The Google App Engine discussion list has been fairly active with people trying to rework/rehabilitate their relational database habits and knowledge to the strengths and shortcomings of App Engine’s Bigtable-based Datastore. For many, the pondering starts with “um, OK, how about JOINS?” That question keeps coming up, and there have been a few proposed substitutes.

If one even slightly “gets it” though, the next step is to try to figure out the new paradigm at work here. How do we need to be thinking about the design of our queries, our models, and our applications as a whole? There’s a dearth of documentation, successful code examples, and explicated best practices. The discussion list has been slowly filling up that hole. At the heart of much of the advice being gathered there is the need to denormalize data. All data should be accessed via models designed with a view towards the ways in which the data will actually be used. A little extra effort should be applied while storing data to optimize it to be ready for use on read, so as to avoid complicated joins and unnecessary hits to the datastore. And other such points counterintuitive to the relationally-trained mind.

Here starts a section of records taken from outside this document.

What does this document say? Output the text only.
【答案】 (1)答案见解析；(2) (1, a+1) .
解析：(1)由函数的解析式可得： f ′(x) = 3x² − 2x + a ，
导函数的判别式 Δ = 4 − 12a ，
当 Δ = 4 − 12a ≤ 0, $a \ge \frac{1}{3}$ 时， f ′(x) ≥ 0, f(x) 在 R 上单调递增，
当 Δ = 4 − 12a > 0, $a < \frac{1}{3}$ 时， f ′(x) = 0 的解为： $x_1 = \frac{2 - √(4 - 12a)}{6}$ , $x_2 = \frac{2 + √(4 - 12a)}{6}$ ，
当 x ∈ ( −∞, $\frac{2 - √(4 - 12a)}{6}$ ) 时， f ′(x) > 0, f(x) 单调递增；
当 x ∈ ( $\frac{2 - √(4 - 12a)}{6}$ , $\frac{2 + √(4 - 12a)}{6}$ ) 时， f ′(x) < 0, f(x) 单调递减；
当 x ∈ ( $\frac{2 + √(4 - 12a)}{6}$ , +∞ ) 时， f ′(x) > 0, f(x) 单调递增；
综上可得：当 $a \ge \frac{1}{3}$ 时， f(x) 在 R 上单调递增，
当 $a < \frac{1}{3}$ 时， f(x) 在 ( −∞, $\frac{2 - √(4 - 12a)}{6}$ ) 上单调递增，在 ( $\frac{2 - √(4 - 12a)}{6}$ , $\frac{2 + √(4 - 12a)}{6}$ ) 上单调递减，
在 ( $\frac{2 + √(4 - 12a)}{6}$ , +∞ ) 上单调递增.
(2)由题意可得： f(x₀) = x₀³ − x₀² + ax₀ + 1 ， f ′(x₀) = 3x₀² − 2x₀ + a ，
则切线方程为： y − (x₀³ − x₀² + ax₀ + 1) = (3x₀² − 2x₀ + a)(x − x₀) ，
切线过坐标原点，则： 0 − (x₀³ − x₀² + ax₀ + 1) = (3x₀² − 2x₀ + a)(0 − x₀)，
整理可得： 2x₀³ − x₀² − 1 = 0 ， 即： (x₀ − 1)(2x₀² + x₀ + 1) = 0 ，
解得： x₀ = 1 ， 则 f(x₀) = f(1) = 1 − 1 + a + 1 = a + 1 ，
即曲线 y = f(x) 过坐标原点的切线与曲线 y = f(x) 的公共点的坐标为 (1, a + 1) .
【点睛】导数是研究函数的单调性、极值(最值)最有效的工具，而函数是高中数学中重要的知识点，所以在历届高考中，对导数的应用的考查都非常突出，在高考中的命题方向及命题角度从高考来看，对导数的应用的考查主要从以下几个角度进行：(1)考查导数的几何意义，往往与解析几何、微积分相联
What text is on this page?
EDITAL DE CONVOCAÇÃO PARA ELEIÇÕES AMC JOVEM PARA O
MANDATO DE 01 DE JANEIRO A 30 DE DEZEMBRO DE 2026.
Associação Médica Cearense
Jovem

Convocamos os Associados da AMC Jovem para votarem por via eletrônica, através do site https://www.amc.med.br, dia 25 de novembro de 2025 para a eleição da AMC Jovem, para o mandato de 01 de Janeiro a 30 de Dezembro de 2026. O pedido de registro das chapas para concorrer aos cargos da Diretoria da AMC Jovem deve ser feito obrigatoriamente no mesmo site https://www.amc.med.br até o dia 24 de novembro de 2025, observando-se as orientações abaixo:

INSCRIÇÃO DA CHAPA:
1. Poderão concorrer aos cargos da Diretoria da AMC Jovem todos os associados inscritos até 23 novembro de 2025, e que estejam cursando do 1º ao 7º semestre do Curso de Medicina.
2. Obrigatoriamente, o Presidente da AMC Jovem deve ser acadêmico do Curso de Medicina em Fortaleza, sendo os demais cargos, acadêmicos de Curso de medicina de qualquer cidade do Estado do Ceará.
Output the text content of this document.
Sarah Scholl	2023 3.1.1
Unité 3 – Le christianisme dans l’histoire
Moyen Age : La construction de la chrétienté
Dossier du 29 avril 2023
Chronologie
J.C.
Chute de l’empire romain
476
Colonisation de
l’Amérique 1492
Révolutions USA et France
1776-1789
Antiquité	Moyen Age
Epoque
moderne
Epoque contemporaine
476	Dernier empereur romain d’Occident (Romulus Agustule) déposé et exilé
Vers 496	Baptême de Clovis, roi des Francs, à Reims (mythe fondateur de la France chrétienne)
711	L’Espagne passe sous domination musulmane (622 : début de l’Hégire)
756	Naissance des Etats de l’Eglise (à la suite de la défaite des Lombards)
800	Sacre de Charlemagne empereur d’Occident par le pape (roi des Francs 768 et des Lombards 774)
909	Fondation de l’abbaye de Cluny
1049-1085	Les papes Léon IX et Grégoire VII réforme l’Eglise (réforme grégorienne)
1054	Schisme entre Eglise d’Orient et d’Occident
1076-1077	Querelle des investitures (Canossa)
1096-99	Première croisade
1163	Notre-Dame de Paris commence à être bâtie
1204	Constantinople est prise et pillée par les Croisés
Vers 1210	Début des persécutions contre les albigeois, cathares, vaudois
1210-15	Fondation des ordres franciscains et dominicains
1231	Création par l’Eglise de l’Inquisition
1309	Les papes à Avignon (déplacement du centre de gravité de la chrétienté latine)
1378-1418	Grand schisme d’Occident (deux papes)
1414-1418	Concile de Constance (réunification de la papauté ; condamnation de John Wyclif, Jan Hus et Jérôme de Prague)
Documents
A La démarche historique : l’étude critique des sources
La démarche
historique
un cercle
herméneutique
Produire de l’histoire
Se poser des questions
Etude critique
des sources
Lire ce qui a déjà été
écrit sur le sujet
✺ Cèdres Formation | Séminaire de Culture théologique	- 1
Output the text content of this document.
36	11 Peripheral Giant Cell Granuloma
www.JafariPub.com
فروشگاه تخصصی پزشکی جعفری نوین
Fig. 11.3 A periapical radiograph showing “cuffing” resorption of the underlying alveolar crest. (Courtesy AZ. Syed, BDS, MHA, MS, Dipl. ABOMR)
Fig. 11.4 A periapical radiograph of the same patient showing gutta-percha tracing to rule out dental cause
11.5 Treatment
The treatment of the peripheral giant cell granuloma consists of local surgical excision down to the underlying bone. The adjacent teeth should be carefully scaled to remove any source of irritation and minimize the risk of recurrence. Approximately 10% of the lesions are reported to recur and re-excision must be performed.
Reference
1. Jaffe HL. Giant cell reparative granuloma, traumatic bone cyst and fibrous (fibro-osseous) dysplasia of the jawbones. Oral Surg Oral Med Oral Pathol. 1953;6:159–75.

Now Todd Hoff has written the best overview of the issues I’ve seen to date, titled “How I Learned to Stop Worrying and Love Using a Lot of Disk Space to Scale.” This is definitely recommended reading for anyone starting out with App Engine, required reading if you’re thinking of porting an app (say one based on Django with a MySQL back-end), and remedial reading if you built (or started to build) an app where you tried to emulate what works in relational databases, and found something off.